Sorry if this isn’t the right place for this question but I couldn’t think of anywhere better to put it.
So I finished my degree in computer science a couple years ago right when the tech crash just started hitting, and the job market has been an enormous clusterfuck. Instead of trying to get a job where everyone seems to be going all-in on LLMs, machine learning, and crypto bullshit, I’d really like to be able to put my programming skills to good use helping out scientific research in some way, but I have no clue where to start. While in college I did help out my university’s biology research department by writing small programs here and there to help undergrad/grad students who weren’t very knowledgeable about technical solutions, but because of the recent funding cuts to scientific research and education, everyone there is struggling harder than I am.
Ideally I’d love to help contribute to causes that help improve people’s lives (or astronomy just because space is cool). Does anyone know of resources I could look into to start down this path?
Lots in biology research, since biologists tend not to be good coders. That being said, the requirements for biology are rather interdisciplinary and a serious position will likely require you to also have advanced biological knowledge. Based on my impressions, you’ll basically be playing biologist for 50% of the time and programmer for the other 50%.
One interesting science field is “discrete AI” (probably has a few other names) which basically technically means “based on integers instead of floating point numbers”. It has a few more implications on the models being more mathematically clean, but that’s a long paragraph if I get into it.
The expecations are AI that is not based on absurd computing resources and black boxes, but getting the same benefits from low-power low-cost hardware and with outputs that can be more realistically queried to explain why the output became what it was.
E.g. if AI is used to make decisions on when to feed fish, and it feeds slightly too much, you’d want to be able to ask “why” and get a useful answer instead of today’s “yeah idunno magic computer said so i guess training data lol”
“discrete AI” (probably has a few other names)
- symbolic AI
- traditional AI
- GOFAI (good old fashioned) AI
Kinda sounds like you’re talking about Explainable AI too. Very interesting set of fields, but I’m pretty sure they’re all having funding problems too.
Yeah, funding is kinda not. I assumed the question was ignoring that, but I may have been mistaken.
Tsetlin machines are the ones I found most interesting. Strict yes/no logic stuff in the actual decision model, while the deeper complexity is in the training.
Medical research comes to my mind. Endless amounts of knowlege about the human body are still waiting to be discovered.
Twenty years ago, I briefly worked for a research group doing genomics stuff. The researchers couldn’t code worth shit, so they had a hard time analyzing results in a reasonable amount of time. It was easy to be a hero.
I suspect new researchers would be way better coders (I assume AI may help too).
The pay was shit.
Nope, most researchers are still poor coders. Coding is a skill that takes time to learn if you even have someone who can check your shit (very rare). “Vibe coding”/using AI for research analytics is probably done and it is also probably shit.
Pay is still shit.
if you want a guaranteed job, where you want… learn how to program the medical charting apps.
EPIC is a major player and as someone who spent over 20 years in medicine IT, let me tell you a good EPIC programmer/developer is worth their weight in gold. They get a cushy roll and they all seem to have a good time. Bonus is they can’t afford to lose you once you have a grasp of their systems.
I work in IT in healthcare at an epic shop, and everyone I’ve ever talked to that has either worked at or knows someone who works at epic says it’s a meat grinder. They seem to like young staff that they can work long hours for several years, so may want to ask around to see if their work culture is for you.
Also, if I was looking for rewarding programming work, an EMR would not be where I’d look for many reasons.
Medical charting apps is a very good suggestion. EPIC is not a good suggestion - they’re not a good choice for their customers. Contribute to alternatives to EPIC instead.

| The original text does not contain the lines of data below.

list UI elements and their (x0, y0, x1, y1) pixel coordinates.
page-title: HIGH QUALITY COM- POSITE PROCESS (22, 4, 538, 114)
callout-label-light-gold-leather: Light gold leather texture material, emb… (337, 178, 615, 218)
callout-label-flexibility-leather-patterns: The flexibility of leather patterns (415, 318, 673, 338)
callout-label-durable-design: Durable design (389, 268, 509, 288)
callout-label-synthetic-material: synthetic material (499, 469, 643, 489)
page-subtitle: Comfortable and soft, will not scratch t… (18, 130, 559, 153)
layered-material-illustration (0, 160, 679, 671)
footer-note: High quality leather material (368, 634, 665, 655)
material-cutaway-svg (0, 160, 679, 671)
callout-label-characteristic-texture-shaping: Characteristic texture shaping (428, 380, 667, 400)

I would love some examples of how they aren’t a good choice for their customers.
Drawbacks of EPIC
Super expensive - only large outfits can even afford it.

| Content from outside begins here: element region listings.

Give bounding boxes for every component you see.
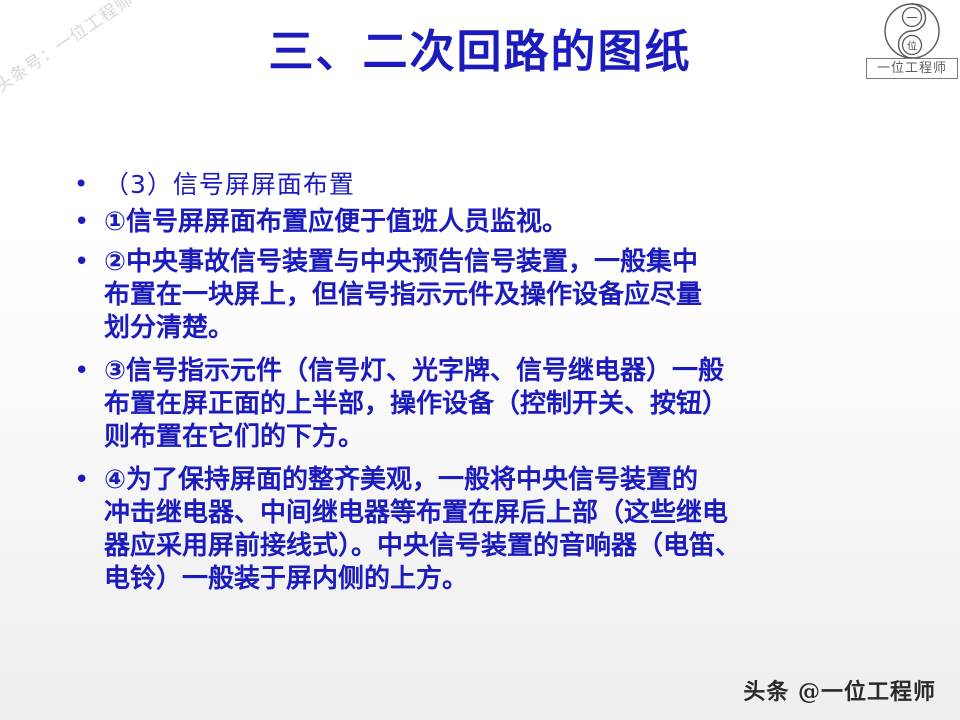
bullet-marker-icon: • <box>74 355 104 388</box>
footer-attribution: 头条 @一位工程师 <box>743 678 936 706</box>
list-item: • ①信号屏屏面布置应便于值班人员监视。 <box>74 206 914 239</box>
bullet-marker-icon: • <box>74 464 104 497</box>
bullet-list: • （3）信号屏屏面布置 • ①信号屏屏面布置应便于值班人员监视。 • ②中央事… <box>74 168 914 596</box>
list-item-text: ③信号指示元件（信号灯、光字牌、信号继电器）一般 布置在屏正面的上半部，操作设备… <box>104 355 914 454</box>
logo-top-char: 一 <box>907 12 918 25</box>
list-item-text: （3）信号屏屏面布置 <box>104 168 914 201</box>
bullet-marker-icon: • <box>74 246 104 279</box>
list-item-text: ④为了保持屏面的整齐美观，一般将中央信号装置的 冲击继电器、中间继电器等布置在屏… <box>104 464 914 596</box>
list-item: • ④为了保持屏面的整齐美观，一般将中央信号装置的 冲击继电器、中间继电器等布置… <box>74 464 914 596</box>
list-item: • ②中央事故信号装置与中央预告信号装置，一般集中 布置在一块屏上，但信号指示元… <box>74 246 914 345</box>
list-item: • ③信号指示元件（信号灯、光字牌、信号继电器）一般 布置在屏正面的上半部，操作… <box>74 355 914 454</box>
page-title: 三、二次回路的图纸 <box>0 24 960 80</box>
list-item: • （3）信号屏屏面布置 <box>74 168 914 201</box>
list-item-text: ②中央事故信号装置与中央预告信号装置，一般集中 布置在一块屏上，但信号指示元件及… <box>104 246 914 345</box>
bullet-marker-icon: • <box>74 206 104 239</box>
slide-canvas: 头条号：一位工程师 一 位 一位工程师 三、二次回路的图纸 • （3）信号屏屏面… <box>0 0 960 720</box>
bullet-marker-icon: • <box>74 168 104 201</box>
list-item-text: ①信号屏屏面布置应便于值班人员监视。 <box>104 206 914 239</box>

Poor design - a multitude of modules that often use different design principles so knowing one module doesn’t help much with another.
Extreme vendor lock-in - EPIC is very similar in business model to Microsoft in the first decades, basically a mafia.

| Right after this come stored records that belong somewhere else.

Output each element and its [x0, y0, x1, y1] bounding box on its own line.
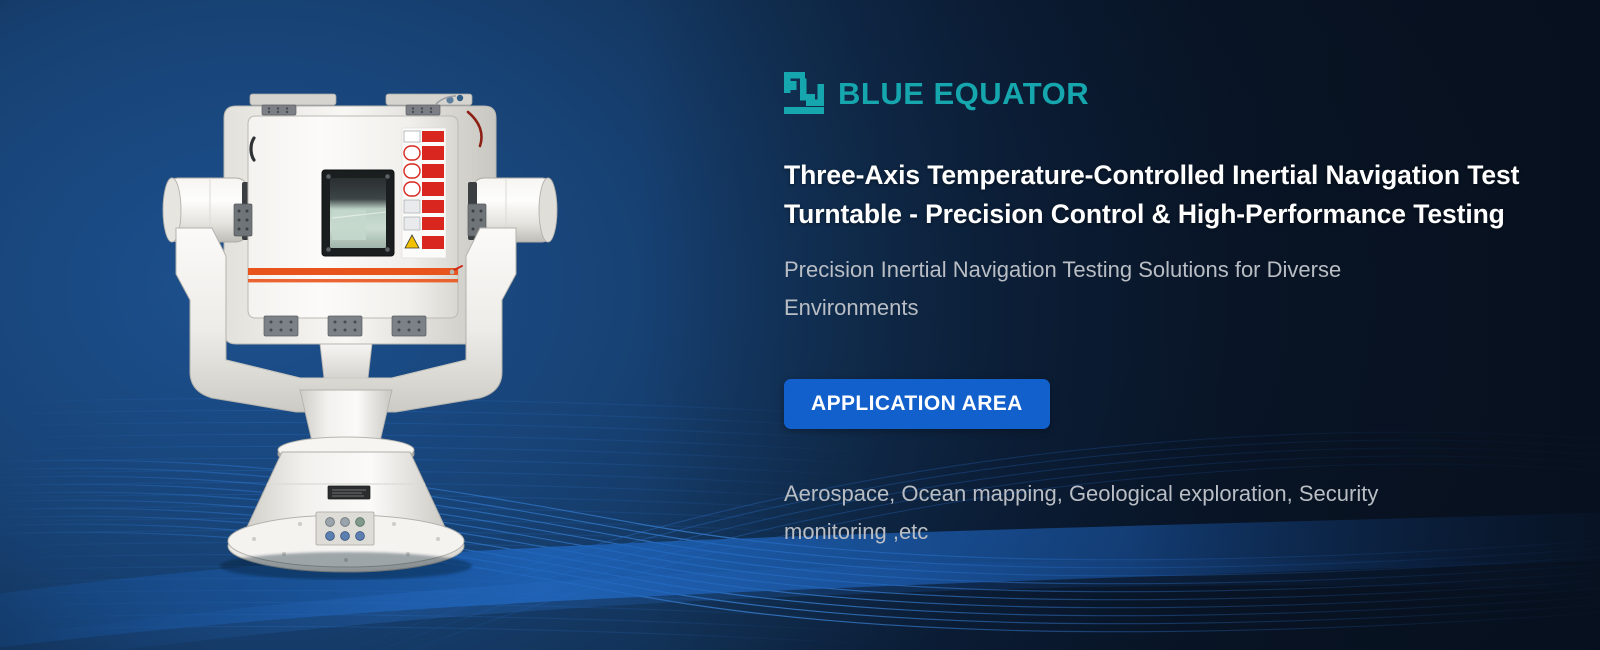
safety-label-column	[402, 128, 446, 258]
product-hero-banner: BLUE EQUATOR Three-Axis Temperature-Cont…	[0, 0, 1600, 650]
brand-name: BLUE EQUATOR	[838, 78, 1089, 109]
page-title: Three-Axis Temperature-Controlled Inerti…	[784, 156, 1524, 233]
blue-equator-logo-icon	[784, 72, 824, 114]
application-area-list: Aerospace, Ocean mapping, Geological exp…	[784, 475, 1484, 551]
connector-panel	[316, 512, 374, 545]
page-subtitle: Precision Inertial Navigation Testing So…	[784, 251, 1444, 327]
hero-content: BLUE EQUATOR Three-Axis Temperature-Cont…	[784, 72, 1554, 551]
application-area-button[interactable]: APPLICATION AREA	[784, 379, 1050, 429]
brand-lockup: BLUE EQUATOR	[784, 72, 1554, 114]
product-image-turntable	[150, 60, 620, 580]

Lack of interoperability - EPIC interfaces poorly with lab and diagnostic equipment, EPIC actively fights development and adoption of interoperabilty standards.
Dictating Clinical Workflow - EPIC is designed primarily to assist billing, not record keeping for patient benefit. Thus workflows are highly constrained and significant time must be spent clicking about to get the system to let one do normal things.
I mean, EHR is inherently complex so any EHR, but EPIC makes it much worse than it needs to be.
One place to look is 80000hours.org.